HuBERT-AGG: Aggregated Representation Distillation of Hidden-unit BERT for Robust Speech Recognition
wei wang (Shanghai Jiao Tong University); Yanmin Qian (Shanghai Jiao Tong University)
-
SPS
IEEE Members: $11.00
Non-members: $15.00
Self-supervised learning (SSL) has attracted widespread research interest since many successful SSL approaches such as wav2vec 2.0 and Hidden-unit BERT (HuBERT) have achieved promising results on speech-related tasks such as automatic speech recognition (ASR) tasks. However, few works have been conducted to improve the noise robustness of SSL models. In this paper, we propose HuBERT-AGG, a novel method that learns noise-invariant SSL representations for robust speech recognition by distilling aggregated layer-wise representations.

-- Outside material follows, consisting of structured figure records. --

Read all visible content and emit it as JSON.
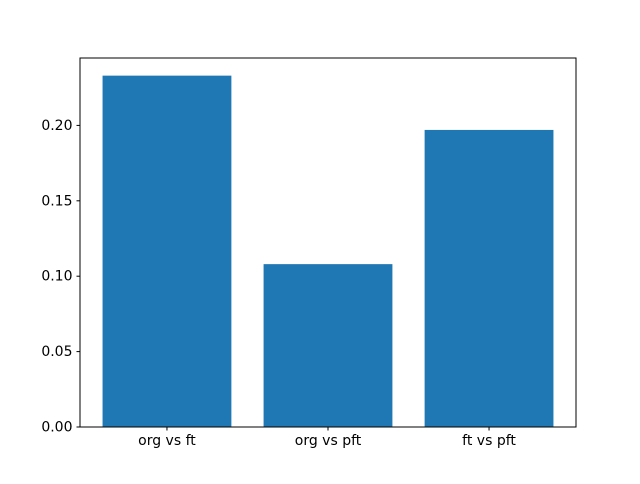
{
  "figure": {
    "background": "#ffffff",
    "spine_color": "#000000",
    "text_color": "#000000"
  },
  "chart_data": {
    "type": "bar",
    "categories": [
      "org vs ft",
      "org vs pft",
      "ft vs pft"
    ],
    "values": [
      0.233,
      0.108,
      0.197
    ],
    "title": "",
    "xlabel": "",
    "ylabel": "",
    "ylim": [
      0,
      0.2447
    ],
    "xlim": [
      -0.54,
      2.54
    ],
    "yticks": [
      0.0,
      0.05,
      0.1,
      0.15,
      0.2
    ],
    "ytick_labels": [
      "0.00",
      "0.05",
      "0.10",
      "0.15",
      "0.20"
    ],
    "bar_color": "#1f77b4",
    "bar_width": 0.8,
    "grid": false,
    "legend": null
  }
}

Specifically, we learn an aggregator that computes the weighted sum of all hidden states of a pretrained vanilla HuBERT by fine-tuning it on a small portion of labeled data. Then a noise-robust HuBERT is trained on the simulated noisy speech by distilling from the aggregated representations and layer-wise hidden states produced by a pretrained vanilla HuBERT with parallel original speech as input. Experiments on LibriSpeech simulated noisy test sets show 13.1%-17.0% relative word error rate (WER) reduction with very slight degradation on the original test sets. On CHiME-4 1-channel real speech test sets, we have surpassed the best results achieved by all published fully supervised ASR models as well as other SSL approaches adopting the same data usage as ours.